Monday night IPS announced that they will not be asking for a vote on the tax hike in May as originally planned. Instead, that decision will go on the ballot in November.
Before the fall vote, the district says it will partner with the Indianapolis Chamber of Commerce to conduct a strategic review of all IPS business functions. It will also hold additional community forums, engage with families and meet with neighborhood groups to discuss the referenda.
It would raise taxes in the city to bring in nearly $725 million collectively over eight years.
The original referenda were for nearly $1 billion over eight years, but the district reduced the price tag after some initial backlash from community members and state officials.
IPS Superintendent Lewis Ferebee says means they will now have to consider layoffs in the district.
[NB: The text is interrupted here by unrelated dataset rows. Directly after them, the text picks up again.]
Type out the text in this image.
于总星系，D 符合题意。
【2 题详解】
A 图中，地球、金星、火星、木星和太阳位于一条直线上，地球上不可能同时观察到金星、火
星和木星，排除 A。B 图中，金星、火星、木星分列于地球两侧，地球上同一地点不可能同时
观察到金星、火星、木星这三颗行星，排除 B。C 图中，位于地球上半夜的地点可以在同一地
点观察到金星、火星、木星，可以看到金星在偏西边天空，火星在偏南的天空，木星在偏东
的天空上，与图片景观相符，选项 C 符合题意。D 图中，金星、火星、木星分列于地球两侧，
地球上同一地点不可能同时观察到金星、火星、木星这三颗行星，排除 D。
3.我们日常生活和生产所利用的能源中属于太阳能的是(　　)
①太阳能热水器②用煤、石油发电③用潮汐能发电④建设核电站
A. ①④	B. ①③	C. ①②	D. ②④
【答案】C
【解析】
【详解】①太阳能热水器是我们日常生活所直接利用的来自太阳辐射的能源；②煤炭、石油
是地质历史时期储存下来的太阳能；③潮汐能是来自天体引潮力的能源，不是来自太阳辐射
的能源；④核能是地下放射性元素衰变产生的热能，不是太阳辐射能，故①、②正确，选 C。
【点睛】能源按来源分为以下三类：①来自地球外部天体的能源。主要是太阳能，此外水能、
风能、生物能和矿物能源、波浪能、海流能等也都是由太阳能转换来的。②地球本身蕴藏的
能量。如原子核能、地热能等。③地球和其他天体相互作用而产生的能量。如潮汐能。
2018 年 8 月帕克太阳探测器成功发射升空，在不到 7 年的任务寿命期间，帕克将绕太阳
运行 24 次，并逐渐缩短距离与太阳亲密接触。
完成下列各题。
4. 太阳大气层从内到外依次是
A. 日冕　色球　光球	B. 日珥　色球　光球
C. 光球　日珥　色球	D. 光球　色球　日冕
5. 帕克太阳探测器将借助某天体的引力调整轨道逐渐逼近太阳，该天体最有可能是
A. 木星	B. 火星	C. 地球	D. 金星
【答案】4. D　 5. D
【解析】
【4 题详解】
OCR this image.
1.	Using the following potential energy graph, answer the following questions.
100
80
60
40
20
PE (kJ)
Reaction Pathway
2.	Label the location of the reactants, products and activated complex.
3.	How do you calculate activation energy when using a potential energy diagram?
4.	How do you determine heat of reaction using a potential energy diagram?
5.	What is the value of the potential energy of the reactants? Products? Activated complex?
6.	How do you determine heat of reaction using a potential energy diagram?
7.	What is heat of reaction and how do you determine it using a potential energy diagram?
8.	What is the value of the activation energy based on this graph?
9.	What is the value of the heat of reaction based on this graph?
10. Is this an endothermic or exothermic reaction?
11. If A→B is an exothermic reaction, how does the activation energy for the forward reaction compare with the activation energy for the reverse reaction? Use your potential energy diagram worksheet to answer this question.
"I would anticipate there would be some type of reduction in personnel going into the 2017-2018 school year," said Ferebee. "You can't significantly reduce expenditures in our district without having some impact on personnel."
It isn’t clear at this time how those layoffs may take place or who they will affect.
Without the funds, IPS says it could be forced to freeze teacher and employee compensation, reduce educational programs for students, reduce the quality of services for students with special needs, continue to defer building maintenance and scale back transportation services.